Quand l'Histoire s'invite dans une famille de Compreignac....
Quand l'Histoire s'invite dans une famille et devient trop grande pour elle....
Le 27 Décembre 1700 s'éteignait Pierre Rejaud , meunier du Baron de Compreignac au moulin de Pontabrier à l'âge de 80 ans .Ses descendants ( nombreux ) tiendront eux aussi ce moulin et aussi ceux du Grudet à St Symphorien , de l'Echoisier à Bonnac , du Pillet à Beaune et sans doute d'autres pendant près d'un siècle.
Ce sont les moines de Grandmont qui ont mis en valeur cet étang qui appartient au seigneur depuis 1619 .En 1742 , c'est Léonard Rejaud qui l'afferme pour «80 setiers de bled seigle mesure de Limoges » et le moulin compte quatre meules (deux à seigle ,une pour le chanvre et une pour le millet ) .
A la révolution , parmi les occupants du moulin , Jeanne Rejaud et son époux Pierre Deglane qu'elle a épousé le 10/02/1779 à Chamborêt ou il est alors meunier au moulin de Vaux . Pierre ne semble pas d'un caractère facile car il a de nombreux incidents avec ses concitoyens , mais rien de grave jusqu'à…1792 . Une loi sera promulguée obligeant à assécher tous les points d'eau afin d'y semer des céréales mais l'ordre en avait été donné bien avant et le meunier avait refusé .
Le 10 Ventôse an II (fin Fevrier 1794 ) son cas est évoqué en séance et il est sommé de s'exécuter mais le 5 Mars il est de nouveau convoqué , il allègue qu'il n'a pas pu réunir les matériaux ni les outils nécessaires et son attitude est jugée pour le moins incivique . Sans doute des paroles vives ont du être échangées et tout est en place pour le drame à venir .Ses propos sont rapportés au Comité de surveillance de Compreignac et consignés ; le Comité décide de sa mise en arrestation et il est « traduit devant l'accusateur public du département , signé Grateyrolle presidant »
Un P.V. est adressé à Bellac qui suggère pour sans doute calmer le jeu de refaire une information mais Compreignac ne veut pas lâcher son os et force est de constater que le 8 Germinal an II l'affaire devient « de la compétence du tribunal révolutionnaire » Il comparaît devant le Conseil Général du district de Bellac puis prend la route de Paris ou il sera incarcéré à la Conciergerie puis transféré à la prison de l'hospice national .
L'interrogatoire aura lieu le 6 Floréal.
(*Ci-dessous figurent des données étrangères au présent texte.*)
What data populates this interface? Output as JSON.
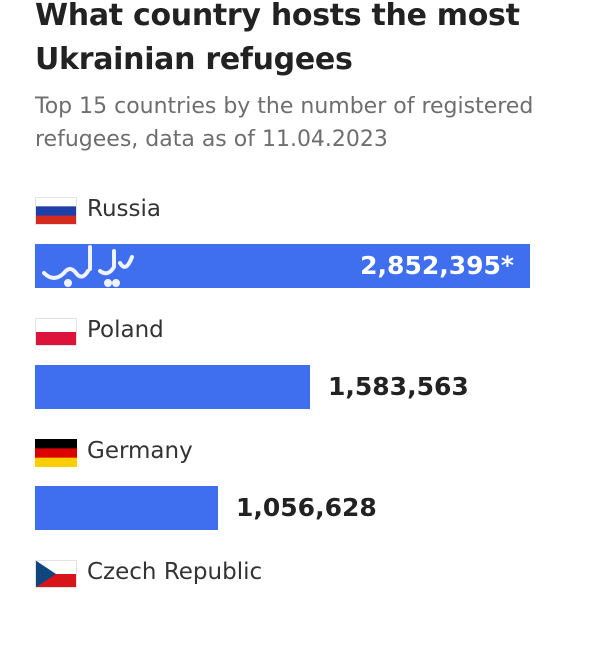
{
  "header": {
    "title": "What country hosts the most Ukrainian refugees",
    "subtitle": "Top 15 countries by the number of registered refugees, data as of 11.04.2023"
  },
  "chart_data": {
    "type": "bar",
    "orientation": "horizontal",
    "categories": [
      "Russia",
      "Poland",
      "Germany",
      "Czech Republic"
    ],
    "values": [
      2852395,
      1583563,
      1056628,
      null
    ],
    "value_labels": [
      "2,852,395*",
      "1,583,563",
      "1,056,628",
      ""
    ],
    "grid": false,
    "legend": "none",
    "bar_color": "#3f6fee"
  },
  "flags": [
    {
      "country": "Russia",
      "colors": [
        "#ffffff",
        "#1c3fa8",
        "#d52b1e"
      ],
      "icon": "russia-flag-icon"
    },
    {
      "country": "Poland",
      "colors": [
        "#ffffff",
        "#dc143c"
      ],
      "icon": "poland-flag-icon"
    },
    {
      "country": "Germany",
      "colors": [
        "#000000",
        "#dd0000",
        "#ffce00"
      ],
      "icon": "germany-flag-icon"
    },
    {
      "country": "Czech Republic",
      "colors": [
        "#ffffff",
        "#d7141a",
        "#11457e"
      ],
      "icon": "czech-flag-icon"
    }
  ]
}
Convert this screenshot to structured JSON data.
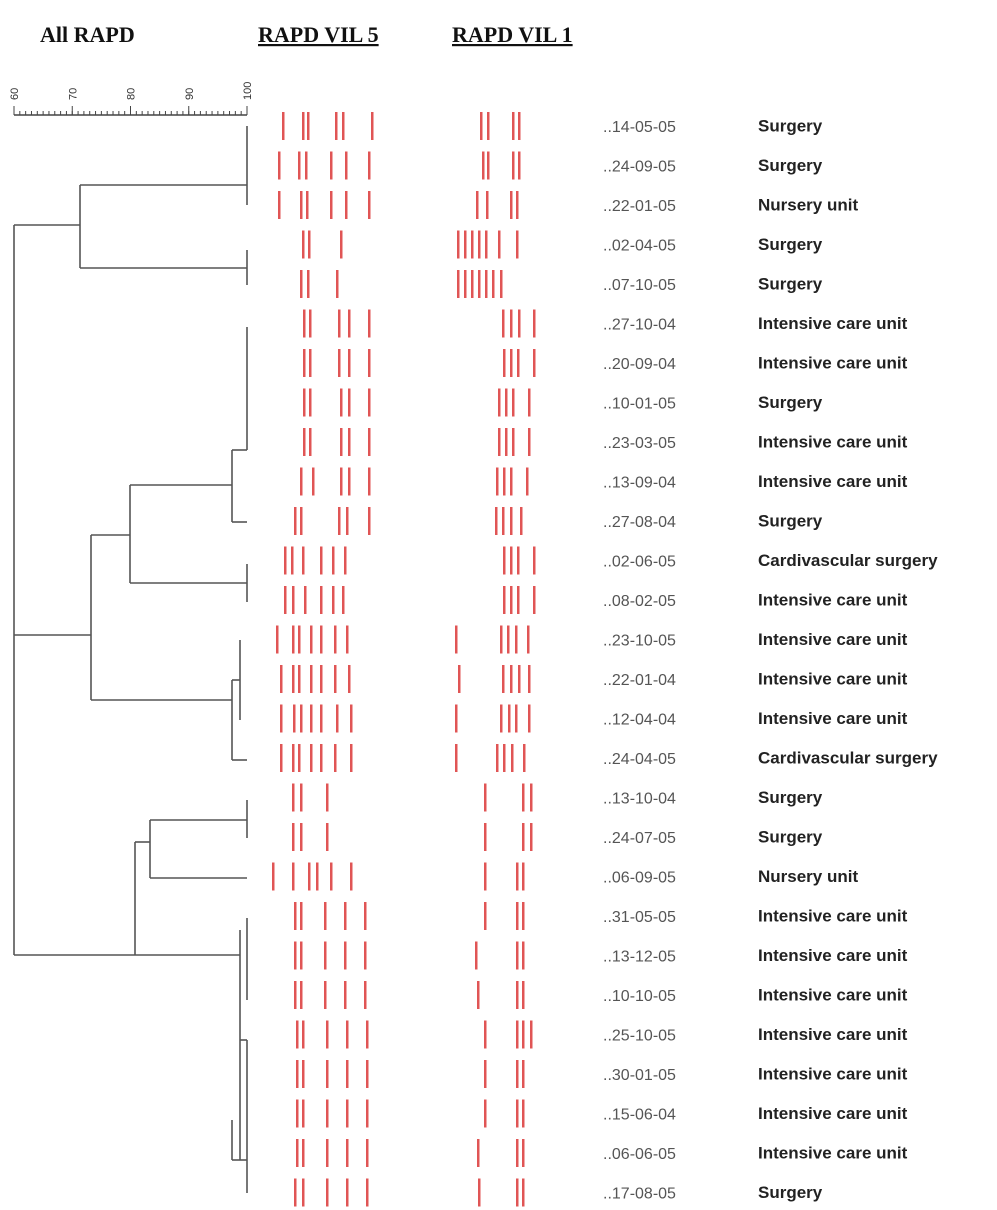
{
  "header": {
    "all": "All RAPD",
    "vil5": "RAPD VIL 5",
    "vil1": "RAPD VIL 1"
  },
  "scale": {
    "ticks": [
      60,
      70,
      80,
      90,
      100
    ],
    "lim": [
      60,
      100
    ]
  },
  "rows": [
    {
      "date": "..14-05-05",
      "unit": "Surgery"
    },
    {
      "date": "..24-09-05",
      "unit": "Surgery"
    },
    {
      "date": "..22-01-05",
      "unit": "Nursery unit"
    },
    {
      "date": "..02-04-05",
      "unit": "Surgery"
    },
    {
      "date": "..07-10-05",
      "unit": "Surgery"
    },
    {
      "date": "..27-10-04",
      "unit": "Intensive care unit"
    },
    {
      "date": "..20-09-04",
      "unit": "Intensive care unit"
    },
    {
      "date": "..10-01-05",
      "unit": "Surgery"
    },
    {
      "date": "..23-03-05",
      "unit": "Intensive care unit"
    },
    {
      "date": "..13-09-04",
      "unit": "Intensive care unit"
    },
    {
      "date": "..27-08-04",
      "unit": "Surgery"
    },
    {
      "date": "..02-06-05",
      "unit": "Cardivascular surgery"
    },
    {
      "date": "..08-02-05",
      "unit": "Intensive care unit"
    },
    {
      "date": "..23-10-05",
      "unit": "Intensive care unit"
    },
    {
      "date": "..22-01-04",
      "unit": "Intensive care unit"
    },
    {
      "date": "..12-04-04",
      "unit": "Intensive care unit"
    },
    {
      "date": "..24-04-05",
      "unit": "Cardivascular surgery"
    },
    {
      "date": "..13-10-04",
      "unit": "Surgery"
    },
    {
      "date": "..24-07-05",
      "unit": "Surgery"
    },
    {
      "date": "..06-09-05",
      "unit": "Nursery unit"
    },
    {
      "date": "..31-05-05",
      "unit": "Intensive care unit"
    },
    {
      "date": "..13-12-05",
      "unit": "Intensive care unit"
    },
    {
      "date": "..10-10-05",
      "unit": "Intensive care unit"
    },
    {
      "date": "..25-10-05",
      "unit": "Intensive care unit"
    },
    {
      "date": "..30-01-05",
      "unit": "Intensive care unit"
    },
    {
      "date": "..15-06-04",
      "unit": "Intensive care unit"
    },
    {
      "date": "..06-06-05",
      "unit": "Intensive care unit"
    },
    {
      "date": "..17-08-05",
      "unit": "Surgery"
    }
  ]
}
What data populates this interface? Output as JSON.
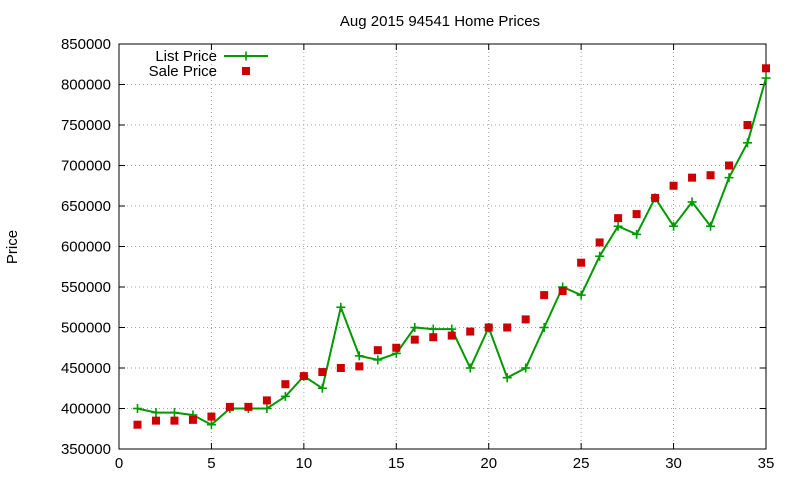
{
  "chart_data": {
    "type": "line",
    "title": "Aug 2015 94541 Home Prices",
    "xlabel": "",
    "ylabel": "Price",
    "xlim": [
      0,
      35
    ],
    "ylim": [
      350000,
      850000
    ],
    "x_ticks": [
      0,
      5,
      10,
      15,
      20,
      25,
      30,
      35
    ],
    "y_ticks": [
      350000,
      400000,
      450000,
      500000,
      550000,
      600000,
      650000,
      700000,
      750000,
      800000,
      850000
    ],
    "x_tick_labels": [
      "0",
      "5",
      "10",
      "15",
      "20",
      "25",
      "30",
      "35"
    ],
    "y_tick_labels": [
      "350000",
      "400000",
      "450000",
      "500000",
      "550000",
      "600000",
      "650000",
      "700000",
      "750000",
      "800000",
      "850000"
    ],
    "grid": true,
    "legend_position": "top-left",
    "series": [
      {
        "name": "List Price",
        "style": "line-with-plus-markers",
        "color": "#009900",
        "x": [
          1,
          2,
          3,
          4,
          5,
          6,
          7,
          8,
          9,
          10,
          11,
          12,
          13,
          14,
          15,
          16,
          17,
          18,
          19,
          20,
          21,
          22,
          23,
          24,
          25,
          26,
          27,
          28,
          29,
          30,
          31,
          32,
          33,
          34,
          35
        ],
        "values": [
          400000,
          395000,
          395000,
          392000,
          380000,
          400000,
          400000,
          400000,
          415000,
          440000,
          425000,
          525000,
          465000,
          460000,
          468000,
          500000,
          498000,
          498000,
          450000,
          500000,
          438000,
          450000,
          500000,
          550000,
          540000,
          588000,
          625000,
          615000,
          660000,
          625000,
          655000,
          625000,
          685000,
          728000,
          808000
        ]
      },
      {
        "name": "Sale Price",
        "style": "square-markers",
        "color": "#cc0000",
        "x": [
          1,
          2,
          3,
          4,
          5,
          6,
          7,
          8,
          9,
          10,
          11,
          12,
          13,
          14,
          15,
          16,
          17,
          18,
          19,
          20,
          21,
          22,
          23,
          24,
          25,
          26,
          27,
          28,
          29,
          30,
          31,
          32,
          33,
          34,
          35
        ],
        "values": [
          380000,
          385000,
          385000,
          386000,
          390000,
          402000,
          402000,
          410000,
          430000,
          440000,
          445000,
          450000,
          452000,
          472000,
          475000,
          485000,
          488000,
          490000,
          495000,
          500000,
          500000,
          510000,
          540000,
          545000,
          580000,
          605000,
          635000,
          640000,
          660000,
          675000,
          685000,
          688000,
          700000,
          750000,
          820000
        ]
      }
    ]
  }
}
Il nie tout, mais comprend-il tout de cette farce dans une langue bien éloignée du patois ?. Le 27 Prairial avec dix autres personnes qui comme lui avaient « conspiré contre la liberté et le gouvernement républicain en cherchant à avilir les autorités constituées » , le verdict tombe : la mort .
Ce 27 Prairial (15 Juin 1794 ) la vie de Pierre Deglane s'est arrêtée .il a trente-six ans .On l' enterrera au « jardin Picpus » sous le N° 355 .
Les épreuves n'étaient pas finies pour Jeanne : le 8 Prairial an V elle verra mourir son fils âgé de 4 ans, noyé dans le Vincou .
On retrouve la trace du meunier sur la site des guillotinés de la révolution mais déformé en Degleme dit Lafleur natif de St Sauveur (en fait St Jouvent )domicilié à Compiegne. Qui de nous n'a fait pareille erreur de lecture d'actes anciens ?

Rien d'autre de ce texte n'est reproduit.